Kurz: die Welt der Vergangenheit war selten edel und gut; das Argument von Serres hatte schon immer seine Berechtigung. Und, ja, manchmal darf und sollte man den lebenden Zeitgenossen vertrauen, ebenso sogar ein wenig Hoffnung auf die Zukunft haben. Fortschritt könnte durchaus möglich sein – vielleicht kommt es auf uns selbst an, um entsprechende Initiativen zu ergreifen und zu verwirklichen.
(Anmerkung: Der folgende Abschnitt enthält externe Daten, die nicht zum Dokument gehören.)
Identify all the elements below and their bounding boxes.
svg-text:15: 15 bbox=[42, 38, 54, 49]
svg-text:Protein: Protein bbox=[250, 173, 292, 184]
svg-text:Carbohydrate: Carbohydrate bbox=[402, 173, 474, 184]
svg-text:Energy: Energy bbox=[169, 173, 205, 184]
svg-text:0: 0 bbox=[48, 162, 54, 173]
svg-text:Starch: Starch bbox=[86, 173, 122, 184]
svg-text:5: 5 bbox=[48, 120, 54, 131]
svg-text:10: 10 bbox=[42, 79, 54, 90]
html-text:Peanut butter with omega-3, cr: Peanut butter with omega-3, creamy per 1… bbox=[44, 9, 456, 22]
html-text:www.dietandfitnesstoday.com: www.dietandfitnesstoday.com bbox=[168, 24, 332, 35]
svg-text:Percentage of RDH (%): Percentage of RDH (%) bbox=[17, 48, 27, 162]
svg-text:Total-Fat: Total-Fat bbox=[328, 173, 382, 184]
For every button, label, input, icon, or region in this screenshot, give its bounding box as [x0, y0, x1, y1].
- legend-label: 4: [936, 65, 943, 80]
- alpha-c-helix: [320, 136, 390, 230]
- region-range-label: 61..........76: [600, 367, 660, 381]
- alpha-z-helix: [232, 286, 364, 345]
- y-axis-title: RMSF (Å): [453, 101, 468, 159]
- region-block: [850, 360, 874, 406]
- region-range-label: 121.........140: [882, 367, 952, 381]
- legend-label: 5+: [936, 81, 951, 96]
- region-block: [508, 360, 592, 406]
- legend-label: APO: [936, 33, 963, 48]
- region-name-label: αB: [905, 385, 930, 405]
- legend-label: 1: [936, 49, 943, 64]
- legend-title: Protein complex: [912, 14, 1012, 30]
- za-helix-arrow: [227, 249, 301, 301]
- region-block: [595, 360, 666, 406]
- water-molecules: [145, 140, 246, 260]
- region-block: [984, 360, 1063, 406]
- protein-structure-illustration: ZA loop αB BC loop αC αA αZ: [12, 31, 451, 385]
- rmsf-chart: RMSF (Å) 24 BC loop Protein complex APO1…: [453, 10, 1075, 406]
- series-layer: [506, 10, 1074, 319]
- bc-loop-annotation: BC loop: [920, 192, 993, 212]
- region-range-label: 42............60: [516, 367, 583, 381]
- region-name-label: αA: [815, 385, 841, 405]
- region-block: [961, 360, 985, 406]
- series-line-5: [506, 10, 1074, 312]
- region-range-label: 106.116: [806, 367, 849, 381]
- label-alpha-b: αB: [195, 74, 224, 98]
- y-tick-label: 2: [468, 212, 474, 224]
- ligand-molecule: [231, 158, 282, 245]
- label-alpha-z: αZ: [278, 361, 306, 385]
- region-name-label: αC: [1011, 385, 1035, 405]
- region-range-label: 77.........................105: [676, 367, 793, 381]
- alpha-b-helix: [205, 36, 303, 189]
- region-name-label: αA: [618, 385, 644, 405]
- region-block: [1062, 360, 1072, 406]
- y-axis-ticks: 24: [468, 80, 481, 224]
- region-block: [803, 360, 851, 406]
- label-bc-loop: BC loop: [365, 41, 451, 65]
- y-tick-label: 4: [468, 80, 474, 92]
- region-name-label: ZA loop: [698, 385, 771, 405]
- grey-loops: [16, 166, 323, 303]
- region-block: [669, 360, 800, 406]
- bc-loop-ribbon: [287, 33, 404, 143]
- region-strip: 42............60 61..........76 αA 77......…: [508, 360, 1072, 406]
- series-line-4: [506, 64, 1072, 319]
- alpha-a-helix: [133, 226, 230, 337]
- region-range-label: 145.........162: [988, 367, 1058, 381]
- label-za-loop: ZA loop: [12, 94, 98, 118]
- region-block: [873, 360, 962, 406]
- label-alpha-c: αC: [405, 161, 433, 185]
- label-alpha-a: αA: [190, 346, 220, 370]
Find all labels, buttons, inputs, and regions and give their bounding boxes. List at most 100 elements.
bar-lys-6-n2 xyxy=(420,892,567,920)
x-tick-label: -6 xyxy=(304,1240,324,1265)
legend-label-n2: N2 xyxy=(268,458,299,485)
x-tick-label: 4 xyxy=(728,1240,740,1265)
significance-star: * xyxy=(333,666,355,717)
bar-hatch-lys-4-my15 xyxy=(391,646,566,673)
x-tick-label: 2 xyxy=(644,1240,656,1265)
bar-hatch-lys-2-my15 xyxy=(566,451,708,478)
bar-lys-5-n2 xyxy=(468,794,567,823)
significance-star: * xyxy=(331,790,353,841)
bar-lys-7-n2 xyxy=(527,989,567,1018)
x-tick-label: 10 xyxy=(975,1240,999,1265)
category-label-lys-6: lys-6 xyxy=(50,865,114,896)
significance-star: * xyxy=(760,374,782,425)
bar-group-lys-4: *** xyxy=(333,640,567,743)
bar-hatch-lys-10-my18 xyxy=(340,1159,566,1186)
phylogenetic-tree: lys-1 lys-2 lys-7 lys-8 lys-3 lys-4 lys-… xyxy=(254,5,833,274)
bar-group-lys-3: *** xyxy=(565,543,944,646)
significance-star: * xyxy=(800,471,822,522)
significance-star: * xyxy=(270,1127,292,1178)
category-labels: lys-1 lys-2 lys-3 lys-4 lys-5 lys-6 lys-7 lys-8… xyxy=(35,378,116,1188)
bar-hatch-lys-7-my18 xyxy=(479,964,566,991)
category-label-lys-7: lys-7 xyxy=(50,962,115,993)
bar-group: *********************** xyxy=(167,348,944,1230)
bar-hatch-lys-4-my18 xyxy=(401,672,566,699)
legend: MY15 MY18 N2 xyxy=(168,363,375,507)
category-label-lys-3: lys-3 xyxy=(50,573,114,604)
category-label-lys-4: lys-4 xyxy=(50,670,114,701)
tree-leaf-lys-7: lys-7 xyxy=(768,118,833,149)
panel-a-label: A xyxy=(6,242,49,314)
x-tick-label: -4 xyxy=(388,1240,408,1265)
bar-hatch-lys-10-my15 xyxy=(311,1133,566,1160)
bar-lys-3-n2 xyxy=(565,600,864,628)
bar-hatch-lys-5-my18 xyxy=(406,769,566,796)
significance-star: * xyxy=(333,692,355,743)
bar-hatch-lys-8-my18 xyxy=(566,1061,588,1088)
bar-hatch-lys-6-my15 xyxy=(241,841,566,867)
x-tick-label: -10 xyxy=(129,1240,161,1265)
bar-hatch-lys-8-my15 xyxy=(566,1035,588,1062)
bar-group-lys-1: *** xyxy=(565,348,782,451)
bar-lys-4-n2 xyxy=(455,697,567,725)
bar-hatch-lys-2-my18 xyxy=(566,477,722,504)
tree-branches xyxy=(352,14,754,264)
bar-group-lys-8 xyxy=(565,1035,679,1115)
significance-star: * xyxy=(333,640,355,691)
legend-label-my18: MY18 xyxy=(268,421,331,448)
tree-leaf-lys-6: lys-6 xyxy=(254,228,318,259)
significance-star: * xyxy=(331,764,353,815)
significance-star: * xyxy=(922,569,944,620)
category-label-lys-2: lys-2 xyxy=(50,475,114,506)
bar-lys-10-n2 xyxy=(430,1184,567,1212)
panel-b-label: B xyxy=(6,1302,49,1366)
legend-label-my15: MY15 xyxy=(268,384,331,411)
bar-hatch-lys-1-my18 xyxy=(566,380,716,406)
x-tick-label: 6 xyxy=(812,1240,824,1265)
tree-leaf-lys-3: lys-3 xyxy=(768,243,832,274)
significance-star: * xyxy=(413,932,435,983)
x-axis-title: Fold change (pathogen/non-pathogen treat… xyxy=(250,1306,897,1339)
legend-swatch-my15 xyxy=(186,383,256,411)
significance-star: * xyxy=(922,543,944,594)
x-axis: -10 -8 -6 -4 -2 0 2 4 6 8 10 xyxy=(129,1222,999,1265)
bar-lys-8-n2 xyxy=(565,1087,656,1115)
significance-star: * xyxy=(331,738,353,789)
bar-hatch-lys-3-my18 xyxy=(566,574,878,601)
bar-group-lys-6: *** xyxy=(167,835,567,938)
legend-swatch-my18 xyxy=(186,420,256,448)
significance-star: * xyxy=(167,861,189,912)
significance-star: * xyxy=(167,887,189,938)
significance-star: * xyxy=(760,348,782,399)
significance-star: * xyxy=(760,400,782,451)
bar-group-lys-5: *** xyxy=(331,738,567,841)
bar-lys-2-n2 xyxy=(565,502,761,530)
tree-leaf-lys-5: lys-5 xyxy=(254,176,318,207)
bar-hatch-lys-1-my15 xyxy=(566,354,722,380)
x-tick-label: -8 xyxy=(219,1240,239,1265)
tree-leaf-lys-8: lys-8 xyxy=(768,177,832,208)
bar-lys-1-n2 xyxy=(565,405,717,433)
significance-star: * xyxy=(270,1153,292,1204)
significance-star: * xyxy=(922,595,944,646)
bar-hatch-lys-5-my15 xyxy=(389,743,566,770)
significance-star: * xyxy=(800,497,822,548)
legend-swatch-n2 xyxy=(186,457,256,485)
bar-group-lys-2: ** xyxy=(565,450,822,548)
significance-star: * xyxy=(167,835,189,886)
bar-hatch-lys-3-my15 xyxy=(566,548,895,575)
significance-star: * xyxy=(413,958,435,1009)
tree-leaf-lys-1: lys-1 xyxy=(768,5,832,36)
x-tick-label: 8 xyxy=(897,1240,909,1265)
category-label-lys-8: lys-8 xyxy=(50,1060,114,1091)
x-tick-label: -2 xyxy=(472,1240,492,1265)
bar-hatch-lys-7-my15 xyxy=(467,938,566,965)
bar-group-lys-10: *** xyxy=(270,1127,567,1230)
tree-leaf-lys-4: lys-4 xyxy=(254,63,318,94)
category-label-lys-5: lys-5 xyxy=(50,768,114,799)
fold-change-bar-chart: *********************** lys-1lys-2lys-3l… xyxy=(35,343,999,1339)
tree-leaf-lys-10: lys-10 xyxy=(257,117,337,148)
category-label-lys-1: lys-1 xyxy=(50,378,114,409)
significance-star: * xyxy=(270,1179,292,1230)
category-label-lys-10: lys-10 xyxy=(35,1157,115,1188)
- Was das nun mit der PoliTeknik, ihrem zehnjährigen Jubiläum und den nicht nur achtundreißig Ausgaben dieser Zeitschrift sowie einem längst weltweiten Umfeld zu tun hat, in welchem es um die Erweiterung des Menschenrechts auf Bildung geht? Einiges. Zunächst einmal allerdings, dass man, dass ich Michel Serres in einem Punkt widersprechen muss – um ihm dann doch beizupflichten. Auch wenn seine Diagnose zutrifft, dass es in der Vergangenheit keineswegs besser gewesen ist, gleich welchen Bezugspunkt man wählt, so lässt sich eine Beobachtung kaum vermeiden: Bis in die neunziger Jahre des vergangenen Jahrhunderts, selbst noch in den ersten zehn Jahren des 21. Jahrhunderts waren die öffentlichen, die akademischen, manchmal sogar die privaten Kommunikationsprozesse offener und differenzierter als dies heute der Fall ist. Zwar darf man sich nichts vormachen: Die politischen Verhältnisse waren eher starr, allzumal in Deutschland, nach der langen Zeit der Kohlregierung breitete sich nach einem kurzen Zwischenspiel die bleierne Ruhe der Merkel-Ära aus, der im Nachhinein wohl attestiert werden muss, dass wohl so jede notwendige Entwicklung versäumt wurde; gleich in welchen Bereich wir sehen, der das Leben der weiten Kreise der Bevölkerung berührt. Die nötigen Veränderungen in Sachen Bildung, Gesundheit, Umwelt, im Blick auf die Infrastrukturen einer Gesellschaft, die Ermöglichung von Prozessen der Demokratisierung – all das ist weitgehend ausgesessen worden, um endgültig ein Modell der politischen und sozialen Ökonomie durchzusetzen, das – ein wenig unglücklich – mit dem Begriff des Neoliberalismus bezeichnet wird, als marktradikaler Kapitalismus besser getroffen wird, das vor allem mit einer weitreichenden Durchsetzung von individualisierenden, als Singularisierung sogar gefeierten Konsumkultur verbunden ist – die sich bei näherer Betrachtung dann doch als Wiederkehr nicht nur einer ungebremsten Klassengesellschaft mit allen diese ideologisierenden, daher von den Betroffenen selbst gläubig gefeierten Elementen erweist, sondern vor allem mit Akten systematischer Verblendung und Entmündigung einhergeht, die man für kaum möglich gehalten hätte..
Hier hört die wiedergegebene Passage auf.